On leaving the sadly altered form of our former Chief Executive we descended a flight of stone steps leading to the Chamber of Horrors. This department was quite crowded with parents escorting their children about. Like America, England appears to be well stocked with parents who make a custom of taking their young and susceptible offspring to places where the young ones stand a good chance of being scared into connipshun fits. The official guide was in the Chamber of Horrors. He was piloting a large group of visitors about, but as soon as he saw our smaller party he left them and came directly to us; for they were Scotch and we were Americans, citizens of the happy land where tips come from. Undoubtedly that guide knew best.

With pride and pleasure he showed us a representative assortment of England's most popular and prominent murderers. The English dearly love a murderer. Perhaps that is because they have fewer murderers than we have, and have less luck than we do in keeping them alive and in good spirits to a ripe old age. Almost any American community of fair size can afford at least two murderers—one in jail, under sentence, receiving gifts of flowers and angel cake from kind ladies, and waiting for the court above to reverse the verdict in his case because the indictment was shy a comma; and the other out on bail, awaiting his time for going through the same procedure. But with the English it is different.

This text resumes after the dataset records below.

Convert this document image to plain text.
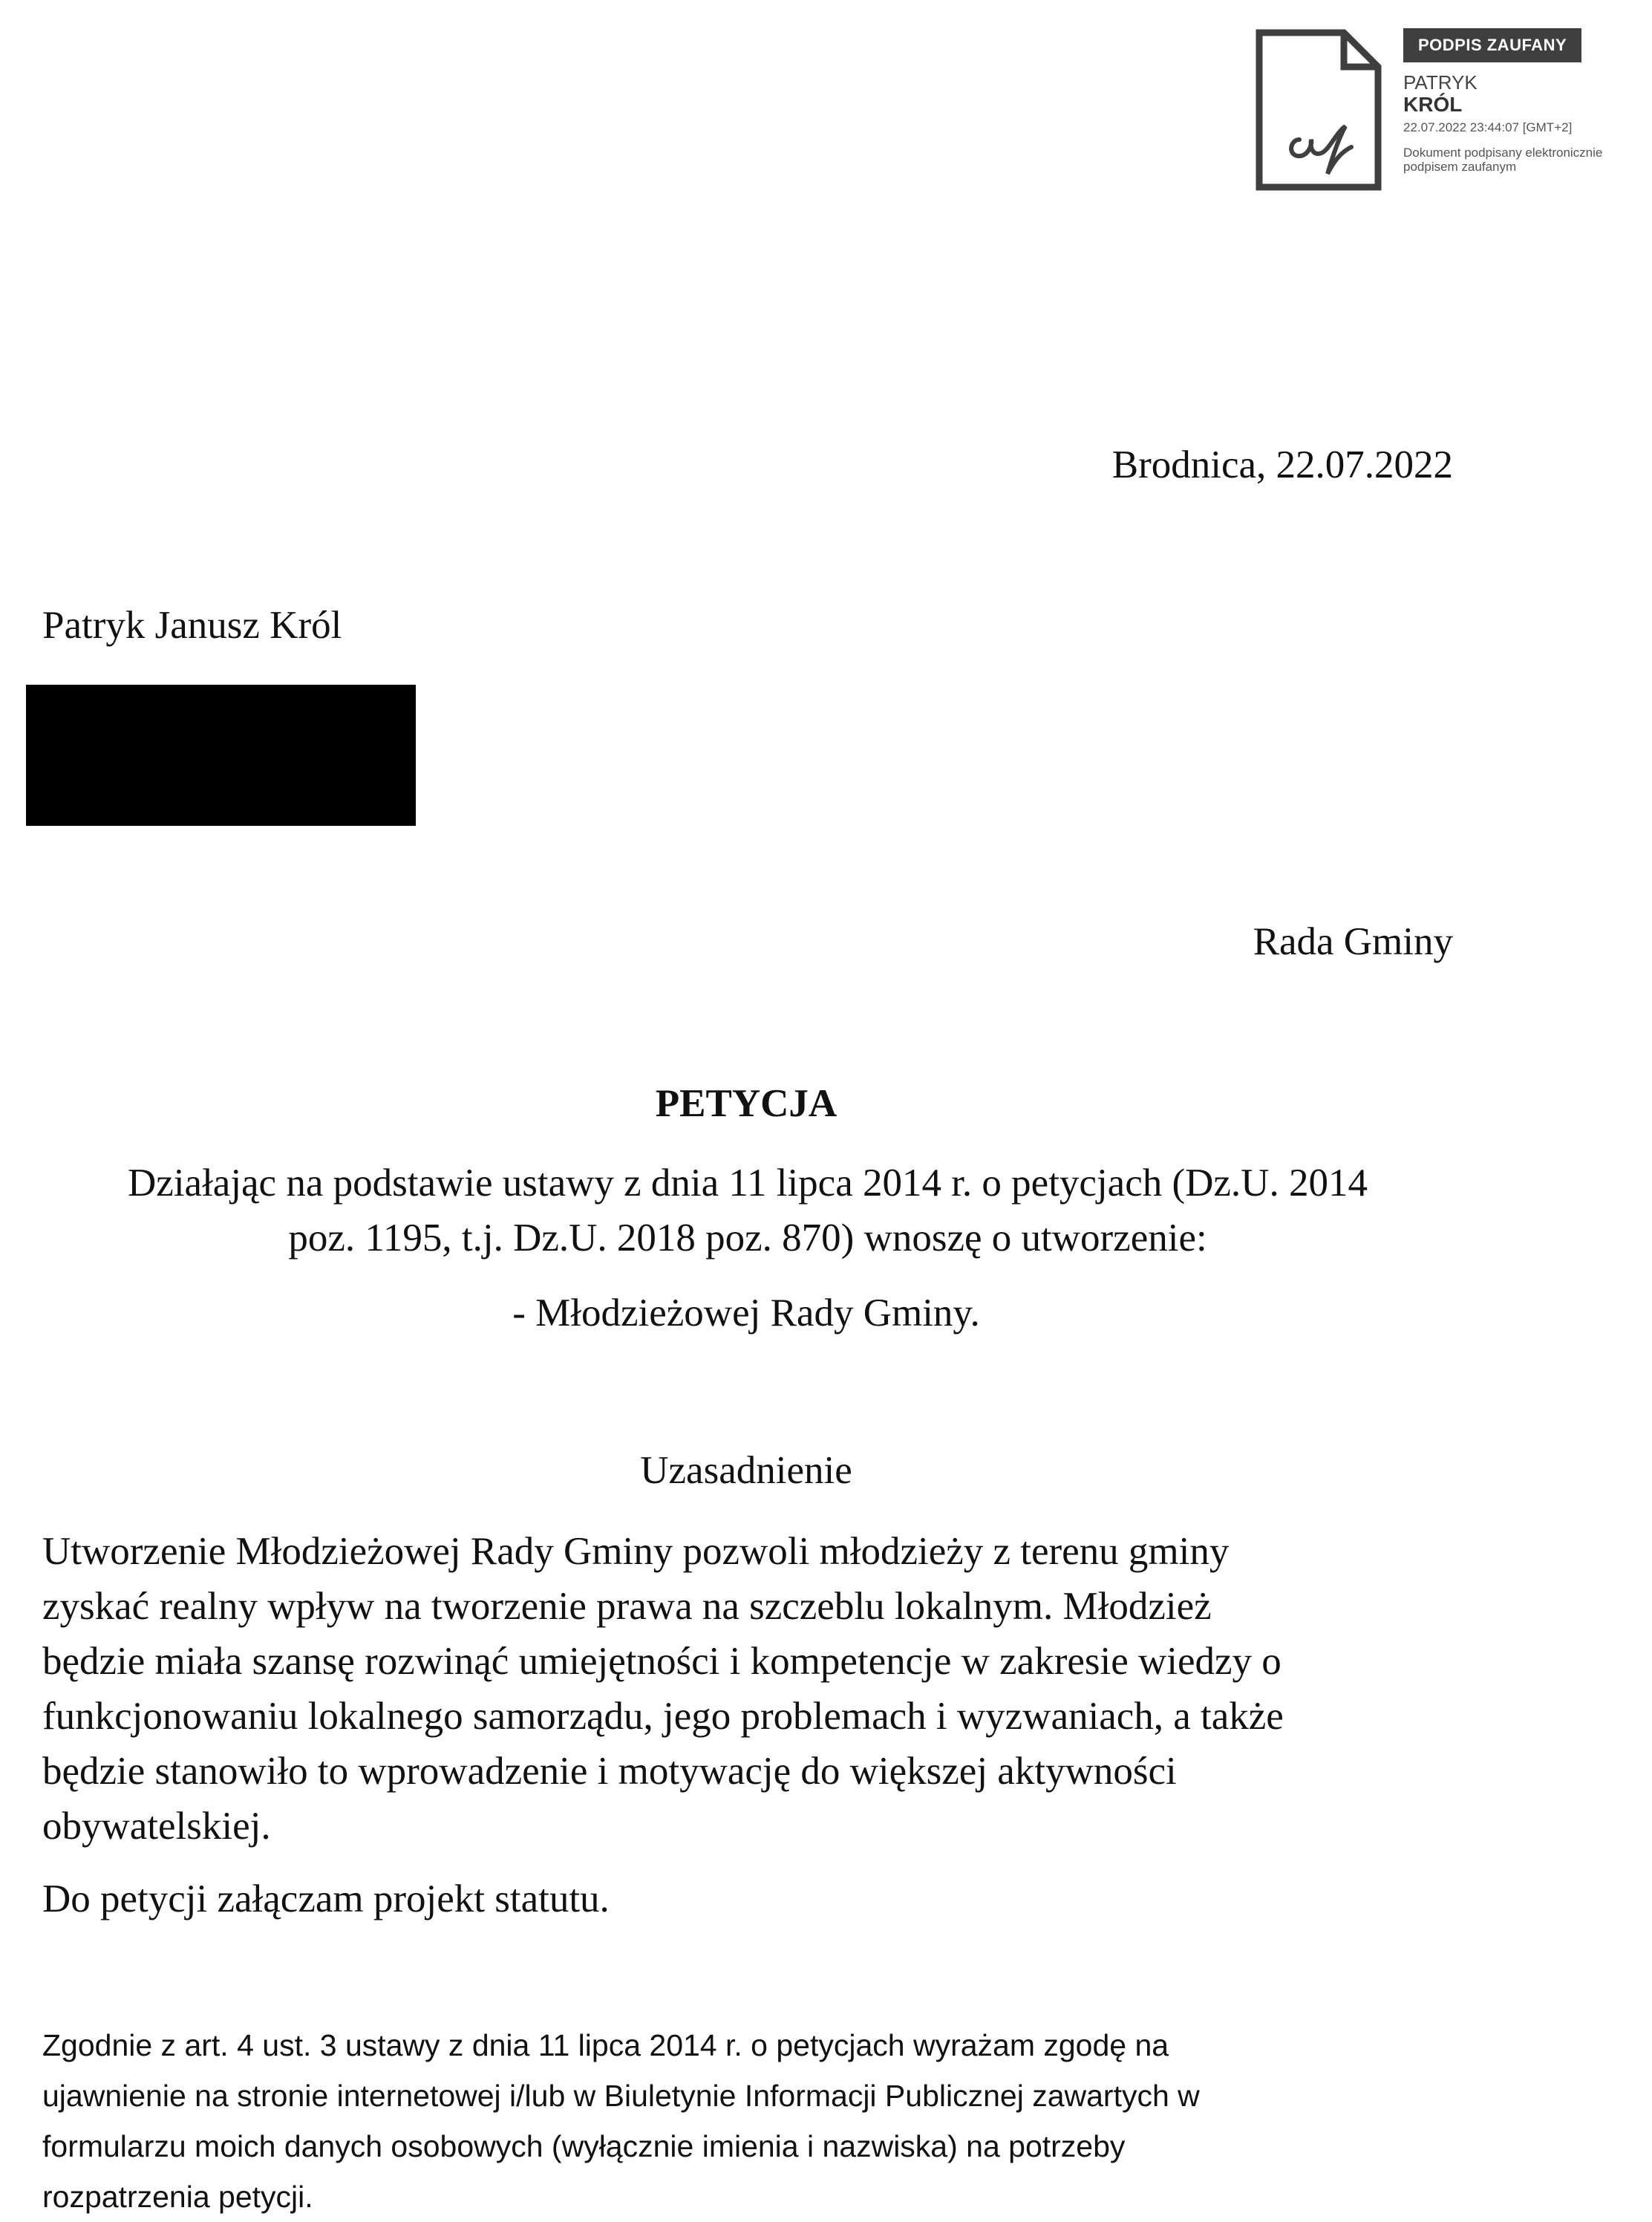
PODPIS ZAUFANY
PATRYK
KRÓL
22.07.2022 23:44:07 [GMT+2]
Dokument podpisany elektronicznie
podpisem zaufanym
Brodnica, 22.07.2022
Patryk Janusz Król
Rada Gminy
PETYCJA
Działając na podstawie ustawy z dnia 11 lipca 2014 r. o petycjach (Dz.U. 2014
poz. 1195, t.j. Dz.U. 2018 poz. 870) wnoszę o utworzenie:
- Młodzieżowej Rady Gminy.
Uzasadnienie
Utworzenie Młodzieżowej Rady Gminy pozwoli młodzieży z terenu gminy
zyskać realny wpływ na tworzenie prawa na szczeblu lokalnym. Młodzież
będzie miała szansę rozwinąć umiejętności i kompetencje w zakresie wiedzy o
funkcjonowaniu lokalnego samorządu, jego problemach i wyzwaniach, a także
będzie stanowiło to wprowadzenie i motywację do większej aktywności
obywatelskiej.
Do petycji załączam projekt statutu.
Zgodnie z art. 4 ust. 3 ustawy z dnia 11 lipca 2014 r. o petycjach wyrażam zgodę na
ujawnienie na stronie internetowej i/lub w Biuletynie Informacji Publicznej zawartych w
formularzu moich danych osobowych (wyłącznie imienia i nazwiska) na potrzeby
rozpatrzenia petycji.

We rarely hang anybody who is anybody, and only occasionally make an issue of stretching the neck of the veriest nobody. They will hang almost anybody Haman-high, or even higher than that. They do not exactly hang their murderer before they catch him, but the two events occur in such close succession that one can readily understand why a confusion should have arisen in the public mind on these points. First of all, though, they catch him; and then some morning between ten and twelve they try him. This is a brief and businesslike formality. While the judge is looking in a drawer of his desk to see whether the black cap is handy the bailiffs shoo twelve tradesmen into the jury box. A tradesman is generally chosen for jury service because he is naturally anxious to get the thing over and hurry back to his shop before his helper goes to lunch. The judge tells the jurors to look on the prisoner, because he is going away shortly and is not expected back; so they take full advantage of the opportunity, realizing it to be their last chance. Then, in order to comply with the forms, the judge asks the accused whether he is guilty or not guilty, and the jurors promptly say he is. His Worship, concurring heartily, fixes the date of execution for the first Friday morning when the hangman has no other engagements. It is never necessary to postpone this event through failure of the condemned to be present. He is always there; there is no record of his having disappointed an audience. So, on the date named, rain or shine, he is hanged very thoroughly; but after the hanging is over they write songs and books about him and revere his memory forevermore.

Our guide was pleased to introduce us to the late Mr. Charles Pease, as done in paraffin, with creped hair and bright, shiny glass eyes. Mr. Pease was undoubtedly England's most fashionable murderer of the past century and his name is imperishably enshrined in the British affections. The guide spoke of his life and works with deep and sincere feeling. He also appeared to derive unfeigned pleasure from describing the accomplishments of another murderer, only slightly less famous than the late Mr. Pease. It seemed that this murderer, after slaying his victim, set to dismembering the body and boiling it. They boil nearly everything in England. But the police broke in on him and interrupted the job.